Just to walk through this query line by line:
- Line 1: Simple wildcard search for source process user
- Line 2: Creating a group called connection_count, the sum of the src.process.netConnCount field by process user and endpoint name
- Line 3: Add additional columns to the table for endpoint and user
- Line 4: Sort connection_count from largest to smallest
- Line 5: Limit the results to the top 25
We provide auto-complete to make it easy to understand available fields and what you might want to do next.
Example 3: Top Threat Indicators by Endpoint
Threat indicators can be valuable data sources for threat hunting and investigations on a host. Many threat indicators are data points that don’t always turn into threat detections. Using PowerQuery, it may be possible to identify hosts with a significant number of threat indicators to potentially identify the early stages of an attack or a breached host.
In this example, we will build a hosts table with large numbers of threat indicators.
To answer this question with a PowerQuery, we just need a few additional transformations:
- Line 1: Search for any records that have relevant indicator categories, not “General”

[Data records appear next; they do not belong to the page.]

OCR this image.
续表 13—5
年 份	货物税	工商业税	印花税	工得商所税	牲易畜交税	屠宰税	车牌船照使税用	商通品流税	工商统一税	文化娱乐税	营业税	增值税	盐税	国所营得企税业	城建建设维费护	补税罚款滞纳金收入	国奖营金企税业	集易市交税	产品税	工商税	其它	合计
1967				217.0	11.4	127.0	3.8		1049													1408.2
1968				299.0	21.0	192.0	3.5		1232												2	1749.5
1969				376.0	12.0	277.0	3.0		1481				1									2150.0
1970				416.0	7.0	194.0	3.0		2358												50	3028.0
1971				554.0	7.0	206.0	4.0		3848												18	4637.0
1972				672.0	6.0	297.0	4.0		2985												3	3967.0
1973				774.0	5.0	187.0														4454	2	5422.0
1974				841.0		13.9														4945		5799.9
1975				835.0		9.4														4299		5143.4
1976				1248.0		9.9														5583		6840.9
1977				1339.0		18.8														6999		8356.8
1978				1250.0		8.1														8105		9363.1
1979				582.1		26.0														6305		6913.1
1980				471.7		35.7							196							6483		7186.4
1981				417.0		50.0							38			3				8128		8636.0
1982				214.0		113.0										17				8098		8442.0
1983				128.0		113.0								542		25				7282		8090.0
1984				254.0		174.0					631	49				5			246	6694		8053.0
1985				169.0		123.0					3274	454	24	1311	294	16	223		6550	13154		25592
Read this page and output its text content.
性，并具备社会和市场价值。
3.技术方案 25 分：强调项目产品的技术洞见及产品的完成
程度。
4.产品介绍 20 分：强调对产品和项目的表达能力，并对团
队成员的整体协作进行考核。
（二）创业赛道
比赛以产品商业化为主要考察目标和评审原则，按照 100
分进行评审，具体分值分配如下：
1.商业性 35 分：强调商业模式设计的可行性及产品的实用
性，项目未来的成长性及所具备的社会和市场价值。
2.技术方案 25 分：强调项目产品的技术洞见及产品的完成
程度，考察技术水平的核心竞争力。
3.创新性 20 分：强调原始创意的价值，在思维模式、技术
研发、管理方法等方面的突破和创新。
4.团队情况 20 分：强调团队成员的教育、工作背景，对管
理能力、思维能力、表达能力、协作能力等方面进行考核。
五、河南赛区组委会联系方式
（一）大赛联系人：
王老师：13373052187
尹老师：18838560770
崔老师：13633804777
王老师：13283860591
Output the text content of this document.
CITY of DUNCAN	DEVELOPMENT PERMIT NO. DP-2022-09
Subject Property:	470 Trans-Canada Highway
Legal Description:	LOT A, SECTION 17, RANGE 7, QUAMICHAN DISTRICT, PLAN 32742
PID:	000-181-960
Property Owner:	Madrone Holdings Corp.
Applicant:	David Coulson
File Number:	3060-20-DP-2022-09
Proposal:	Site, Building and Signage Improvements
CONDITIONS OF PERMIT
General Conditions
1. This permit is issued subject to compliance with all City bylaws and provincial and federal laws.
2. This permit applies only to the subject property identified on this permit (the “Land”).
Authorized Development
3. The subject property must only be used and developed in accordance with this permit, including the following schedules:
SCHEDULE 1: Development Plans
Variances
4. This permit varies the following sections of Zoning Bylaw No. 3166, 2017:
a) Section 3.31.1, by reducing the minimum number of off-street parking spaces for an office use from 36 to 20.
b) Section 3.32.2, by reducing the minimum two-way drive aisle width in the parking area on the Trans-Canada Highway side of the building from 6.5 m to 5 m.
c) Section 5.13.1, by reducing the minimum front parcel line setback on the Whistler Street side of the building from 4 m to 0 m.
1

- Line 2: Create a new column named Tactic, which is equal to the indicator.category field
- Line 3: Define columns for our table – endpoint, indicator name, and tactic
- Line 4: Group data by indicator count for each column
- Line 5: Filter data to endpoints that have more than 1000 indicators over the time period
- Line 6: Sort from largest indicator count to smallest
PowerQuery Extracts More Value From Your Data
PowerQuery is the next step towards providing the data analytics capabilities you need to unlock the full potential of your EDR and XDR data. While this blog post contains three simple examples of PowerQuery, there are many different capabilities for the tool to allow novice and advanced users to get answers from their data.
Users will have much larger limits on the number of rows in the data they are querying and won’t have to export search results to CSV for further analysis. Users can easily save these queries to come back and generate updated tables within seconds or use the API to pull this data into an external application.